「マグダラのマリアともう一人マリアが墓を見に行った」ところ、そこにいた天使は彼女たちに「あの方は、ここにはおられない。かねて言われていたとおり、復活なさったのだ。さあ、遺体の置いてあった場所を見なさい」と言われました(28:6)。この表現は旧約聖書の二箇所を思い起こさせてくれます。そこには、
ヨシャファトが、「ここには、このほかに我々が尋ねることのできる主の預言者はいないのですか」と問う(た)・尋ね(た)(列王記上22:7;歴代誌下18:6)。
とあります。
この箇所を理解するために古代イスラエル史を簡単にさらっておきましょう。時は北イスラエル王国の王がアハブ、南ユダ王国の王がヨシャファトの頃の話です。アハブの父であり王でもあったオムリは分裂したイスラエルとユダとの間の敵対関係を終結させるためにユダと協調を保つことを心がけました。このような関係の中にあってイスラエルとアラムとの間でギレアデの町ラモテの所有権をめぐる紛争が生じました。アハブは奪われたラモテの奪還を目的としてヨシャファトに参戦を求めました(列王記上22:4;歴代誌下18:3)。このことに対しての返答が引用した節です。
アハブがヨシャファトに協力を求めることは両国の関係から当然のことです。しかしヨシャファトはアハブに「『まず主の言葉を求めてください』と言った」とあります(列王記上22:5;歴代誌下18:4)。
つまりこの戦いにユダ王国が参加することは神様の御心に適うものであるか否を確認したかったのです。この要求に応じてアハブは自国の預言者たちを集め、彼等の言葉を聞くと皆が戦いに参加することを進言しました。実に集められた預言者とは王の顔色を窺う御用学者のようなものたちであったのです。つまりヨシャファトから見れば彼等は偽預言者たちだったということです。イエス様は偽預言者や神様を騙る者ではありません。このことを踏まえて天使は「あの方は、ここにはおられない」と言われたのでしょう。
確かにイエス様は三日目に御自分が復活なさることを幾度となく語られていました(16:1; 17:23; 20:19)。しかしここでの三日目とは単なる日付の問題ではなく、神様の御業が現れるのは旧約時代に於いて三日目であると考えられていたことを踏まえています(ホセア6:2)。であれば天使の語るイエス様の復活とは神様の御業であるということです。
「復活」を意味する直接的な言葉は旧約聖書に見られないものの詩編には、
あなたはわたしの魂を陰府に渡すことなく/あなたの慈しみに生きる者に墓穴を見させず(詩編16:10)
主よ、あなたはわたしの魂を陰府から引き上げ/墓穴に下ることを免れさせ/わたしに命を得させてくださいました(詩編30:4)。

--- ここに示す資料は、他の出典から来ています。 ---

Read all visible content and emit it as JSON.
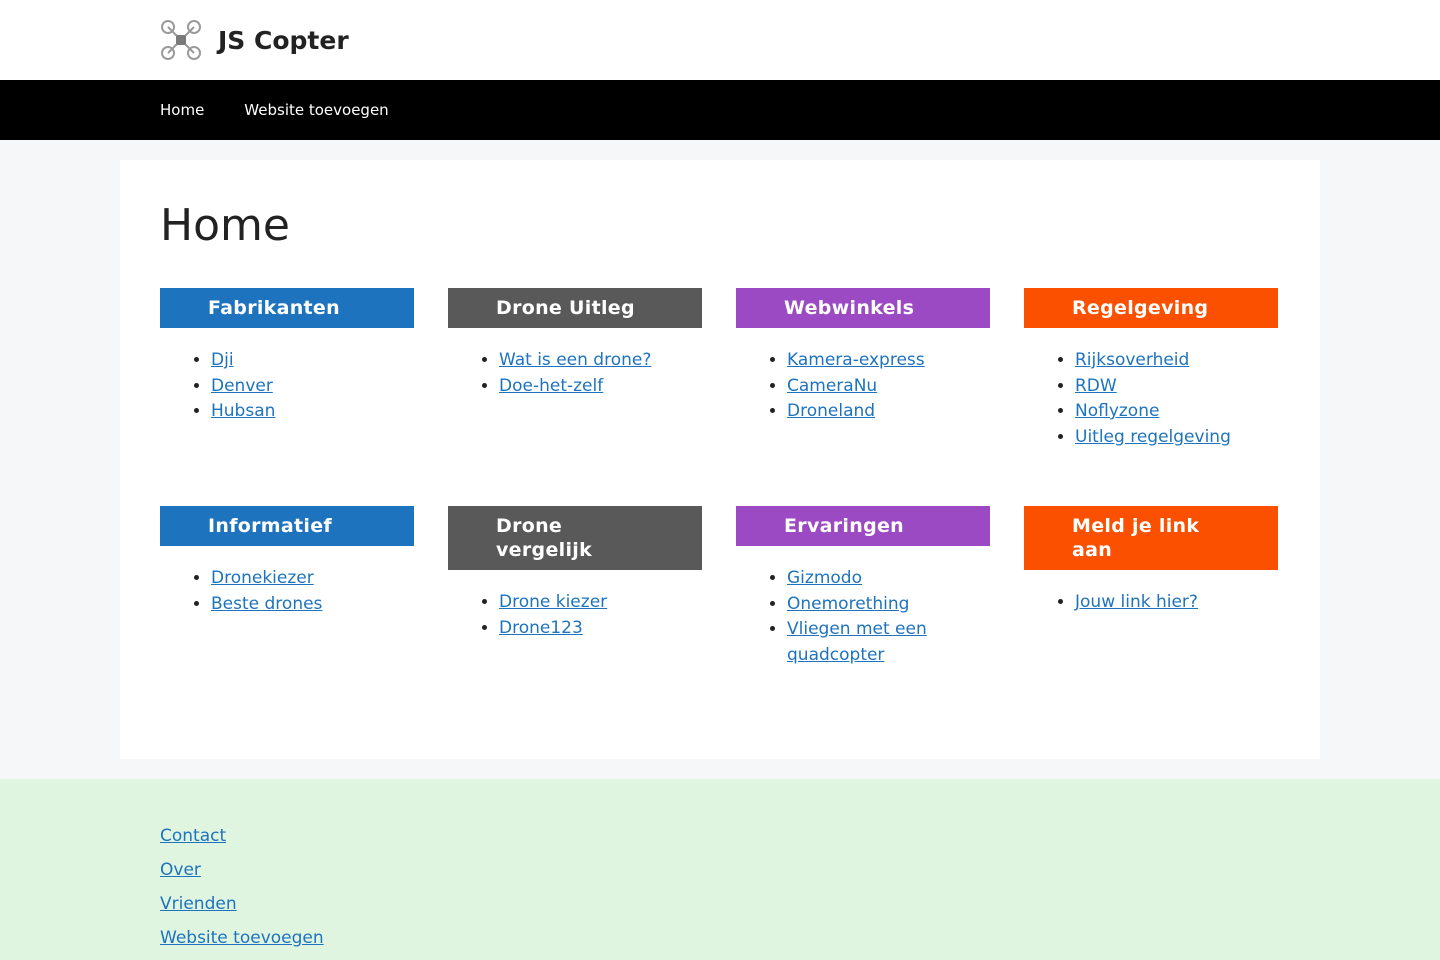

とあります。つまりイエス様の復活がこれらの詩編を証ししたということでもあります。これらを踏まえ天使は「遺体の置いてあった場所を見なさい」という言葉と共に遺体のないことの意味を婦人たちに考えさせたと思われます(28:6c)。ここで「遺体」と訳された言葉は原語では“横たわっていた”となっています。だからこそ神様が起こされたのです。これが復活です。であれば復活とは神様によって起こされることであると言えます。
確かにイエス様は十字架上で死にました。しかしそれは横たわっていたに過ぎないことから、天使たちは「(ガリラヤで)お目にかかれる」と弟子たちに言いなさいと彼女たちに命じられたのでしょう(28:7)。今日の天使の言葉はイエスの死と復活によって神様の救いの御業が現わされたという信仰の核心を語っているのではないでしょうか。